Entering edit mode
6.0 years ago
Hi,all It was the first time for me to map RNA sequence. The data generated from corals .I used STAR to map the sequence to the reference. I used the default parameter but got a terrible result. The final mapping result was
Started job on | Dec 12 16:02:44
Started mapping on | Dec 12 16:03:13
Finished on | Dec 12 16:12:34
Mapping speed, Million of reads per hour | 85.99
Number of input reads | 13400813
Average input read length | 150
Uniquely mapped reads number | 3114
Uniquely mapped reads % | 0.02%
Average mapped length | 124.34
Number of splices: Total | 41
Number of splices: Annotated (sjdb) | 2
Number of splices: GT/AG | 24
Number of splices: GC/AG | 4
Number of splices: AT/AC | 0
Number of splices: Non-canonical | 13
Mismatch rate per base, % | 4.13%
Deletion rate per base | 0.03%
Deletion average length | 1.86
Insertion rate per base | 0.01%
Insertion average length | 1.47
Number of reads mapped to multiple loci | 1505
% of reads mapped to multiple loci | 0.01%
Number of reads mapped to too many loci | 47
% of reads mapped to too many loci | 0.00%
% of reads unmapped: too many mismatches | 0.00%
% of reads unmapped: too short | 99.96%
% of reads unmapped: other | 0.00%
Number of chimeric reads | 0
% of chimeric reads | 0.00%
Is there any idea about the too many unmapped reads? I didn't understand what the reason 'too short' mean. Can somebody explain it?Thanks!
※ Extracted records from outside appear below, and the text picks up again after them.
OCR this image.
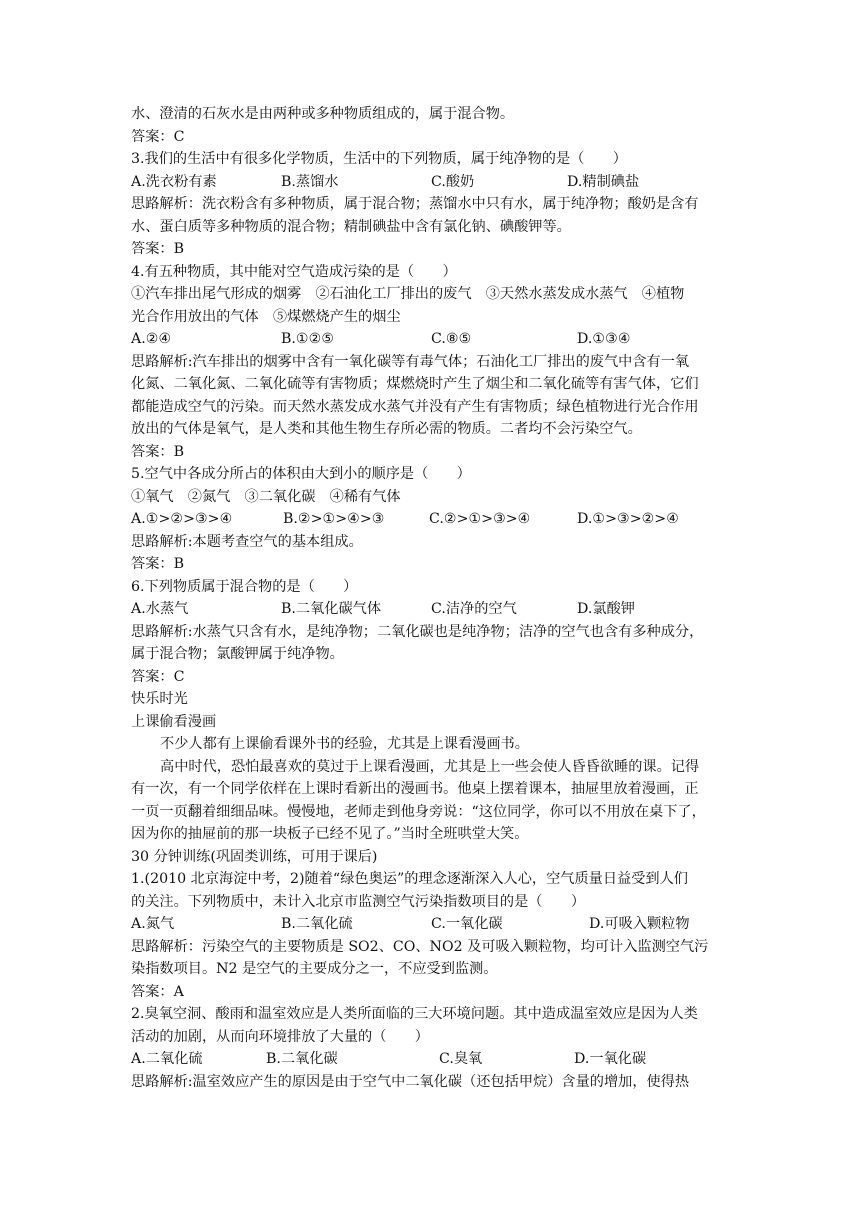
水、澄清的石灰水是由两种或多种物质组成的，属于混合物。
答案：C
3.我们的生活中有很多化学物质，生活中的下列物质，属于纯净物的是（　　）
A.洗衣粉有素	B.蒸馏水	C.酸奶	D.精制碘盐
思路解析：洗衣粉含有多种物质，属于混合物；蒸馏水中只有水，属于纯净物；酸奶是含有
水、蛋白质等多种物质的混合物；精制碘盐中含有氯化钠、碘酸钾等。
答案：B
4.有五种物质，其中能对空气造成污染的是（　　）
①汽车排出尾气形成的烟雾　②石油化工厂排出的废气　③天然水蒸发成水蒸气　④植物
光合作用放出的气体　⑤煤燃烧产生的烟尘
A.②④	B.①②⑤	C.⑧⑤	D.①③④
思路解析:汽车排出的烟雾中含有一氧化碳等有毒气体；石油化工厂排出的废气中含有一氧
化氮、二氧化氮、二氧化硫等有害物质；煤燃烧时产生了烟尘和二氧化硫等有害气体，它们
都能造成空气的污染。而天然水蒸发成水蒸气并没有产生有害物质；绿色植物进行光合作用
放出的气体是氧气，是人类和其他生物生存所必需的物质。二者均不会污染空气。
答案：B
5.空气中各成分所占的体积由大到小的顺序是（　　）
①氧气　②氮气　③二氧化碳　④稀有气体
A.①>②>③>④	B.②>①>④>③	C.②>①>③>④	D.①>③>②>④
思路解析:本题考查空气的基本组成。
答案：B
6.下列物质属于混合物的是（　　）
A.水蒸气	B.二氧化碳气体	C.洁净的空气	D.氯酸钾
思路解析:水蒸气只含有水，是纯净物；二氧化碳也是纯净物；洁净的空气也含有多种成分，
属于混合物；氯酸钾属于纯净物。
答案：C
快乐时光
上课偷看漫画
不少人都有上课偷看课外书的经验，尤其是上课看漫画书。
高中时代，恐怕最喜欢的莫过于上课看漫画，尤其是上一些会使人昏昏欲睡的课。记得
有一次，有一个同学依样在上课时看新出的漫画书。他桌上摆着课本，抽屉里放着漫画，正
一页一页翻着细细品味。慢慢地，老师走到他身旁说：“这位同学，你可以不用放在桌下了，
因为你的抽屉前的那一块板子已经不见了。”当时全班哄堂大笑。
30 分钟训练(巩固类训练，可用于课后)
1.(2010 北京海淀中考，2)随着“绿色奥运”的理念逐渐深入人心，空气质量日益受到人们
的关注。下列物质中，未计入北京市监测空气污染指数项目的是（　　）
A.氮气	B.二氧化硫	C.一氧化碳	D.可吸入颗粒物
思路解析：污染空气的主要物质是 SO2、CO、NO2 及可吸入颗粒物，均可计入监测空气污
染指数项目。N2 是空气的主要成分之一，不应受到监测。
答案：A
2.臭氧空洞、酸雨和温室效应是人类所面临的三大环境问题。其中造成温室效应是因为人类
活动的加剧，从而向环境排放了大量的（　　）
A.二氧化硫	B.二氧化碳	C.臭氧	D.一氧化碳
思路解析:温室效应产生的原因是由于空气中二氧化碳（还包括甲烷）含量的增加，使得热
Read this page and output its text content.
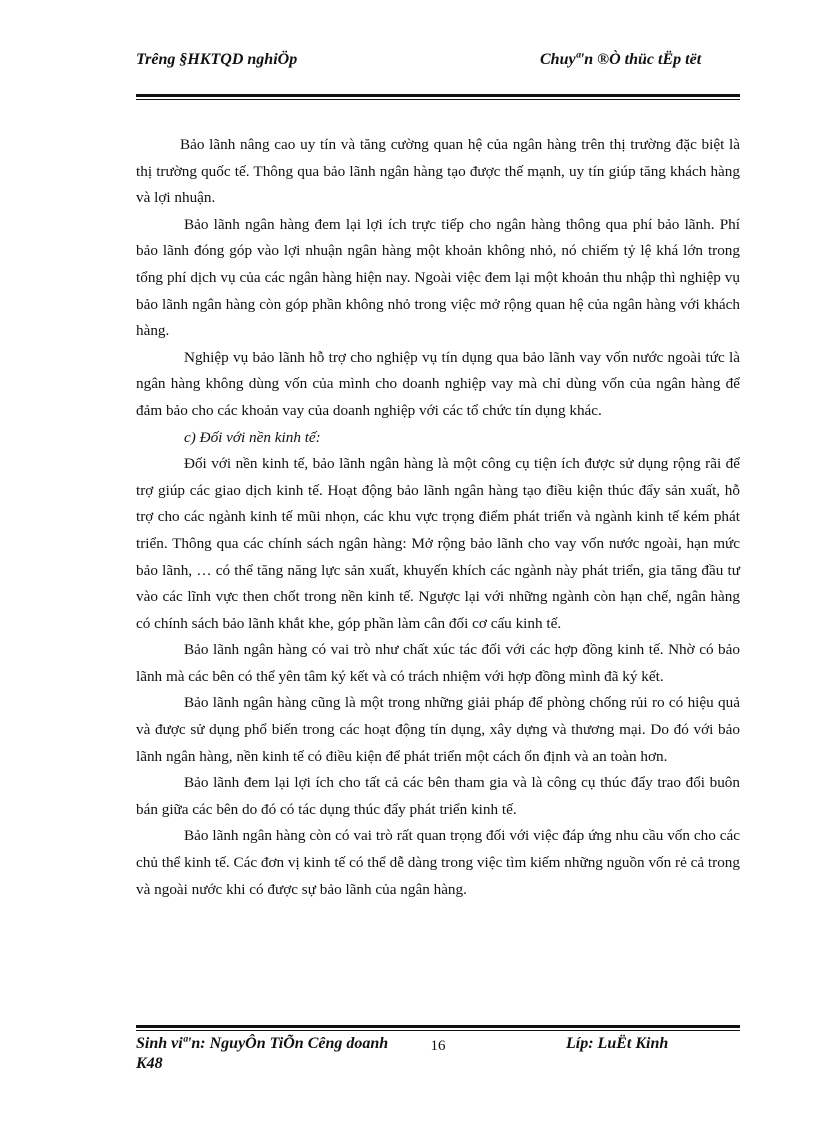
Trêng §HKTQD nghiÖp	Chuyª'n ®Ò thüc tËp tët

Bảo lãnh nâng cao uy tín và tăng cường quan hệ của ngân hàng trên thị trường đặc biệt là thị trường quốc tế. Thông qua bảo lãnh ngân hàng tạo được thế mạnh, uy tín giúp tăng khách hàng và lợi nhuận.

Bảo lãnh ngân hàng đem lại lợi ích trực tiếp cho ngân hàng thông qua phí bảo lãnh. Phí bảo lãnh đóng góp vào lợi nhuận ngân hàng một khoản không nhỏ, nó chiếm tỷ lệ khá lớn trong tổng phí dịch vụ của các ngân hàng hiện nay. Ngoài việc đem lại một khoản thu nhập thì nghiệp vụ bảo lãnh ngân hàng còn góp phần không nhỏ trong việc mở rộng quan hệ của ngân hàng với khách hàng.

Nghiệp vụ bảo lãnh hỗ trợ cho nghiệp vụ tín dụng qua bảo lãnh vay vốn nước ngoài tức là ngân hàng không dùng vốn của mình cho doanh nghiệp vay mà chỉ dùng vốn của ngân hàng để đảm bảo cho các khoản vay của doanh nghiệp với các tổ chức tín dụng khác.

c) Đối với nền kinh tế:

Đối với nền kinh tế, bảo lãnh ngân hàng là một công cụ tiện ích được sử dụng rộng rãi để trợ giúp các giao dịch kinh tế. Hoạt động bảo lãnh ngân hàng tạo điều kiện thúc đẩy sản xuất, hỗ trợ cho các ngành kinh tế mũi nhọn, các khu vực trọng điểm phát triển và ngành kinh tế kém phát triển. Thông qua các chính sách ngân hàng: Mở rộng bảo lãnh cho vay vốn nước ngoài, hạn mức bảo lãnh, … có thể tăng năng lực sản xuất, khuyến khích các ngành này phát triển, gia tăng đầu tư vào các lĩnh vực then chốt trong nền kinh tế. Ngược lại với những ngành còn hạn chế, ngân hàng có chính sách bảo lãnh khắt khe, góp phần làm cân đối cơ cấu kinh tế.

Bảo lãnh ngân hàng có vai trò như chất xúc tác đối với các hợp đồng kinh tế. Nhờ có bảo lãnh mà các bên có thể yên tâm ký kết và có trách nhiệm với hợp đồng mình đã ký kết.

Bảo lãnh ngân hàng cũng là một trong những giải pháp để phòng chống rủi ro có hiệu quả và được sử dụng phổ biến trong các hoạt động tín dụng, xây dựng và thương mại. Do đó với bảo lãnh ngân hàng, nền kinh tế có điều kiện để phát triển một cách ổn định và an toàn hơn.

Bảo lãnh đem lại lợi ích cho tất cả các bên tham gia và là công cụ thúc đẩy trao đổi buôn bán giữa các bên do đó có tác dụng thúc đẩy phát triển kinh tế.

Bảo lãnh ngân hàng còn có vai trò rất quan trọng đối với việc đáp ứng nhu cầu vốn cho các chủ thể kinh tế. Các đơn vị kinh tế có thể dễ dàng trong việc tìm kiếm những nguồn vốn rẻ cả trong và ngoài nước khi có được sự bảo lãnh của ngân hàng.

Sinh viª'n: NguyÔn TiÕn Cêng doanh K48
16	Líp: LuËt Kinh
Could you send your data to a pre-processing software like fastqc
What are your reads length ?
What is you command line to align ?
% of reads unmapped: too short
can mean two things with STAR :Too short means too short alignment. Are you sure you use the right reference?
In fact, I have nine types of coral,and I chosen five of these to build the reference index independently.But unfortunately, the results were similar
Can you elaborate on this ? Are you just using short contigs as a reference (please give stats, like using bbmaps stats.sh) ? Are you aligning against a single species ?
Have you tried bwa-mem or minimap2 to check their mapping rates for general info ? Have you ever tried alignments to these references before ?
I've notice that older STAR versions have issues with PE-reads having too much of an overlap.
If you've got PE data, try only R1 first. Otherwise, check your FastQC reports, as Batien mentioned, for adapter-contamination or overrepresented sequences indicating other contaminations.